The Counter-Terrorism and Border Security Act 2019 also aims to ensure sentencing for certain terrorism offences can properly reflect the severity of the crimes, as well as preventing re-offending and disrupting terrorist activity more rapidly.
In addition, the act updates existing counter-terrorism legislation in an attempt to reflect the digital age including the way in which people view content online. It also reflects the speed at which terrorism plots develop.

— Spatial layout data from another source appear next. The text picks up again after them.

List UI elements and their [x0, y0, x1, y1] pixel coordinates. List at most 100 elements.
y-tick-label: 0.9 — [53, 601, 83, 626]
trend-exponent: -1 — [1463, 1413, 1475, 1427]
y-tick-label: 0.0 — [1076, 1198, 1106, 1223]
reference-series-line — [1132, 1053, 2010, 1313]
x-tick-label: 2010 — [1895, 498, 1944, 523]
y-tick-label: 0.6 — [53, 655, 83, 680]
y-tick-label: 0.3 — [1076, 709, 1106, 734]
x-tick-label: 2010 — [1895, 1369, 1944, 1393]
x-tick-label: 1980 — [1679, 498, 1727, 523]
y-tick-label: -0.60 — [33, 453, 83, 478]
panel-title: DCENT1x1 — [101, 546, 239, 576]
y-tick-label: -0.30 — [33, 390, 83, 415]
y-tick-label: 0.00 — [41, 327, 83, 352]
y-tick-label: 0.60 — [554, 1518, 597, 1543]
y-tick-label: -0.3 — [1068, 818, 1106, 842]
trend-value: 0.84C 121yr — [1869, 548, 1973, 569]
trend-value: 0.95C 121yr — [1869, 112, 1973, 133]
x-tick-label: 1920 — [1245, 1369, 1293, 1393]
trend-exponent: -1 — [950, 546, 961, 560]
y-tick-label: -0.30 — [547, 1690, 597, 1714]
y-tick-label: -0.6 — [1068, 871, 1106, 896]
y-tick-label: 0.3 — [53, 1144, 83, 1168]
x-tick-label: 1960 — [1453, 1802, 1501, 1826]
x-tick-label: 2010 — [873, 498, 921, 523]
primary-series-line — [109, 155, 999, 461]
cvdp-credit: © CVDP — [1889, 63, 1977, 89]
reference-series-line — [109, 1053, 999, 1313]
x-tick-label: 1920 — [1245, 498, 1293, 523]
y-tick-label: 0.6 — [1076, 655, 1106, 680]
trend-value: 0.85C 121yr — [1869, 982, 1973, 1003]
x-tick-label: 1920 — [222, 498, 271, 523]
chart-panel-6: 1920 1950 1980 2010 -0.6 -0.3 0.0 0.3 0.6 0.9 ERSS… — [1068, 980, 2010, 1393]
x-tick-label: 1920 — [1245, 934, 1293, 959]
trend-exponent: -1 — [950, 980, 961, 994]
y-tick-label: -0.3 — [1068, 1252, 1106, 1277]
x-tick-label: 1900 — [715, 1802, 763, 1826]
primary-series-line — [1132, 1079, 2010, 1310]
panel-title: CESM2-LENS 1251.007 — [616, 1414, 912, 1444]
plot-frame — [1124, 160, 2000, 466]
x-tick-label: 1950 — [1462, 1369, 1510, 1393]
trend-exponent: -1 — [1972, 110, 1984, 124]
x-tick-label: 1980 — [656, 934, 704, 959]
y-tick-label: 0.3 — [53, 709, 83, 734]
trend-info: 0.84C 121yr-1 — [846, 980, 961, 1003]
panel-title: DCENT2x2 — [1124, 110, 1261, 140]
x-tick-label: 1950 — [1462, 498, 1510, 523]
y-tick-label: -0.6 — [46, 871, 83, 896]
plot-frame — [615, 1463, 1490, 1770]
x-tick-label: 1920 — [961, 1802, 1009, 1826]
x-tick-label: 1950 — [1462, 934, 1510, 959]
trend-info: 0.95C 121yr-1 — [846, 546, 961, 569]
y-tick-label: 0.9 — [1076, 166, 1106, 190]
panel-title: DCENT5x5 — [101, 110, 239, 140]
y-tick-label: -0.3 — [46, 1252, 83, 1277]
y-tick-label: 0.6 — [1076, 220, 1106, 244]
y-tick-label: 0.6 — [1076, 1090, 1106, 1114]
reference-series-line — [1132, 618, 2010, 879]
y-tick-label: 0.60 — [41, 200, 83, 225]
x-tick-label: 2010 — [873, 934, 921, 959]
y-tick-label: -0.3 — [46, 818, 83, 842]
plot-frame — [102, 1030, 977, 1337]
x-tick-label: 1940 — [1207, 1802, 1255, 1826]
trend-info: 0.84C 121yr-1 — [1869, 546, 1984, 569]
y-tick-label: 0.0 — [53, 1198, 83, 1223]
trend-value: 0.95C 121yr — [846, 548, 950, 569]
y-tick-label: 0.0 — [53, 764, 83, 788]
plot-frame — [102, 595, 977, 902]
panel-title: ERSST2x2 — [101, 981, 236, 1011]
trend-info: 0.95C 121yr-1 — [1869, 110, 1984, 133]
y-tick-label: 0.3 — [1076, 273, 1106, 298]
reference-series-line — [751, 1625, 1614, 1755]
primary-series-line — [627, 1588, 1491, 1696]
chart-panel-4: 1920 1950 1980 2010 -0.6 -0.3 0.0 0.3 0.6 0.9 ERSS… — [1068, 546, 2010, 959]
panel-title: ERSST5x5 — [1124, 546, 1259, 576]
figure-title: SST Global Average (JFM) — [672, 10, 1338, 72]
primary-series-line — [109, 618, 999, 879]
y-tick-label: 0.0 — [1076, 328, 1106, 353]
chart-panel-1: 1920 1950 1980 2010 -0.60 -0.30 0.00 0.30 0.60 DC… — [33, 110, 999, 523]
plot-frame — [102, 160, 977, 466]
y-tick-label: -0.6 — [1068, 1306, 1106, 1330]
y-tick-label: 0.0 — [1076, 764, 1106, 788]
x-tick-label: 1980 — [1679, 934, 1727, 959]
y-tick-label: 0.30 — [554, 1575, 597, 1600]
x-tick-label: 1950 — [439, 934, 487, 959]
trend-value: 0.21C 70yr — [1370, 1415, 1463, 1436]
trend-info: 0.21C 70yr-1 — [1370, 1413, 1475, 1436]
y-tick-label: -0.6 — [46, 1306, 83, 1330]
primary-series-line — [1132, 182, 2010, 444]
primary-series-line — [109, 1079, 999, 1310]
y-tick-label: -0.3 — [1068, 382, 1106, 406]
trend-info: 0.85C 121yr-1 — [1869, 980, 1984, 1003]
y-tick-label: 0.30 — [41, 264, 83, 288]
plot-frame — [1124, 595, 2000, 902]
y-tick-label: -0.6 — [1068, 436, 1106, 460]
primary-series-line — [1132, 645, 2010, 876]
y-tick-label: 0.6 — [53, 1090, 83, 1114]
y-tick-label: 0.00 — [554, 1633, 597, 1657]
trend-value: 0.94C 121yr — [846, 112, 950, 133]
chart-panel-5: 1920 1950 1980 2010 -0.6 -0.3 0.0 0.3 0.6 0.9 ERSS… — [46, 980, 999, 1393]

The main provisions included in the act are:
- a new power to stop, question, search and detain an individual at a port or border area to determine whether they are, or have been, involved in hostile state activity
- creating an offence of entering or remaining in an area outside the United Kingdom that has been designated by the Home Secretary if it is necessary for protecting the public from terrorism
- updating the offence of obtaining information likely to be useful to a terrorist to cover material that is only viewed or streamed, rather than downloaded to form a permanent record
- an increase to the maximum penalty for certain preparatory terrorism offences to 15 years’ imprisonment
- extending the offence of inviting support for a proscribed organisation
- a requirement for terrorist offenders to provide additional information to the police in line with what registered sex offenders must provide
- establishing an independent review of Prevent, the government’s strategy for supporting those vulnerable to radicalisation
Home Secretary, Sajid Javid, said:
Terrorists and hostile states pose a persistent threat to our national security, with the 2017 atrocities and Russia’s use of chemical weapons on our soil highlighting the dangers we face.
Keeping people safe is my number one job and this important piece of legislation will help do that.
The Counter-Terrorism and Border Security Act gives the police the powers they need to disrupt plots and punish those who seek to do us harm.
However, Corey Stoughton, Advocacy Director at Liberty, expressed concerns with the new laws:
Despite a series of amendments brought about by concerted campaigning, this Act remains a grave threat to our human rights. It unnecessarily adds to the raft of existing counter-terror legislation, introducing harsh sentences for ill-defined offences related to travelling overseas and browsing the internet. It risks stifling dissent and making thought crime a reality.”